De fato, cada vez mais instituições brasileiras oferecem cursos de educação empreendedora, só que geralmente eles são pontuais e direcionados para iniciantes. Na opinião de Amisha, há uma escassez de cursos que façam uma imersão maior no tema. “Há bons exemplos, mas de maneira geral o ensino superior do país ainda não consegue desenvolver bem a vocação empreendedora dos seus estudantes”, completa.

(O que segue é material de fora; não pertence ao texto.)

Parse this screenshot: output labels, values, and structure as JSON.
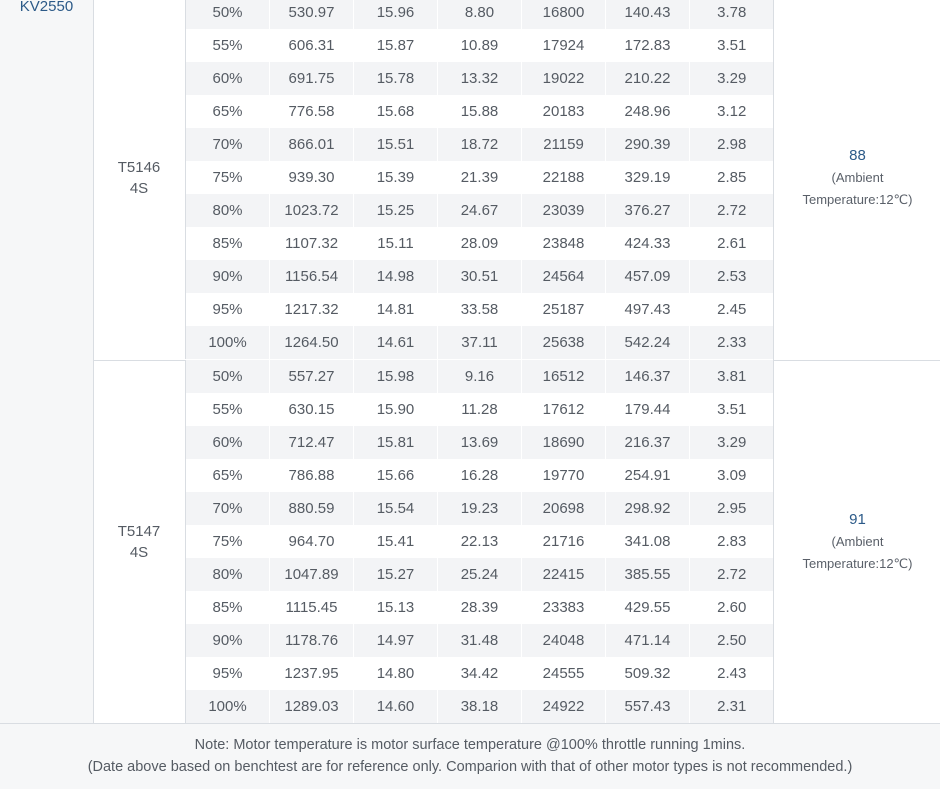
{
  "motor": {
    "kv": "KV2550"
  },
  "groups": [
    {
      "prop": "T5146",
      "cells": "4S",
      "max_temp": "88",
      "ambient_line1": "(Ambient",
      "ambient_line2": "Temperature:12℃)",
      "rows": [
        [
          "50%",
          "530.97",
          "15.96",
          "8.80",
          "16800",
          "140.43",
          "3.78"
        ],
        [
          "55%",
          "606.31",
          "15.87",
          "10.89",
          "17924",
          "172.83",
          "3.51"
        ],
        [
          "60%",
          "691.75",
          "15.78",
          "13.32",
          "19022",
          "210.22",
          "3.29"
        ],
        [
          "65%",
          "776.58",
          "15.68",
          "15.88",
          "20183",
          "248.96",
          "3.12"
        ],
        [
          "70%",
          "866.01",
          "15.51",
          "18.72",
          "21159",
          "290.39",
          "2.98"
        ],
        [
          "75%",
          "939.30",
          "15.39",
          "21.39",
          "22188",
          "329.19",
          "2.85"
        ],
        [
          "80%",
          "1023.72",
          "15.25",
          "24.67",
          "23039",
          "376.27",
          "2.72"
        ],
        [
          "85%",
          "1107.32",
          "15.11",
          "28.09",
          "23848",
          "424.33",
          "2.61"
        ],
        [
          "90%",
          "1156.54",
          "14.98",
          "30.51",
          "24564",
          "457.09",
          "2.53"
        ],
        [
          "95%",
          "1217.32",
          "14.81",
          "33.58",
          "25187",
          "497.43",
          "2.45"
        ],
        [
          "100%",
          "1264.50",
          "14.61",
          "37.11",
          "25638",
          "542.24",
          "2.33"
        ]
      ]
    },
    {
      "prop": "T5147",
      "cells": "4S",
      "max_temp": "91",
      "ambient_line1": "(Ambient",
      "ambient_line2": "Temperature:12℃)",
      "rows": [
        [
          "50%",
          "557.27",
          "15.98",
          "9.16",
          "16512",
          "146.37",
          "3.81"
        ],
        [
          "55%",
          "630.15",
          "15.90",
          "11.28",
          "17612",
          "179.44",
          "3.51"
        ],
        [
          "60%",
          "712.47",
          "15.81",
          "13.69",
          "18690",
          "216.37",
          "3.29"
        ],
        [
          "65%",
          "786.88",
          "15.66",
          "16.28",
          "19770",
          "254.91",
          "3.09"
        ],
        [
          "70%",
          "880.59",
          "15.54",
          "19.23",
          "20698",
          "298.92",
          "2.95"
        ],
        [
          "75%",
          "964.70",
          "15.41",
          "22.13",
          "21716",
          "341.08",
          "2.83"
        ],
        [
          "80%",
          "1047.89",
          "15.27",
          "25.24",
          "22415",
          "385.55",
          "2.72"
        ],
        [
          "85%",
          "1115.45",
          "15.13",
          "28.39",
          "23383",
          "429.55",
          "2.60"
        ],
        [
          "90%",
          "1178.76",
          "14.97",
          "31.48",
          "24048",
          "471.14",
          "2.50"
        ],
        [
          "95%",
          "1237.95",
          "14.80",
          "34.42",
          "24555",
          "509.32",
          "2.43"
        ],
        [
          "100%",
          "1289.03",
          "14.60",
          "38.18",
          "24922",
          "557.43",
          "2.31"
        ]
      ]
    }
  ],
  "note": {
    "line1": "Note: Motor temperature is motor surface temperature @100% throttle running 1mins.",
    "line2": "(Date above based on benchtest are for reference only. Comparion with that of other motor types is not recommended.)"
  }
}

Contudo, o maior problema é que mesmo os interessados não frequentam aulas sobre empreendedorismo. Apenas 44% dos potenciais empreendedores (aqueles com desejo de abrir sua própria empresa) já cursaram alguma disciplina sobre o tema. Mas o dado não pode ser compreendido apenas como um desinteresse dos alunos. Isso porque o empreendedorismo continua sendo tópico praticamente restrito aos cursos de administração e, em menor medida, de engenharia. Dessa maneira, em muitos casos, há pouca divulgação da possibilidade.

Projetos premiados
A Rodada de Educação Empreendedora, organizada pela Endeavor em parceria com o Sebrae, também elegeu grandes iniciativas pedagógicas sobre empreendedorismo no ensino superior. O projeto ganhador, um game on-line chamado Gestorbox, foi eleito pelos próprios participantes da rodada e vem do Instituto Federal do Piauí (IFPI). O jogo, que dura três meses, mistura entretenimento e vivência com concorrentes ao propor experiências empreendedoras, como relacionamento profissional e organização de plano de carreira. Marcus Linhares, professor que elaborou o Gestorbox, acredita que existe um desejo do estudante atual de ir além da discussão teórica. “Eles querem ter uma visão prática diferenciada”, comenta.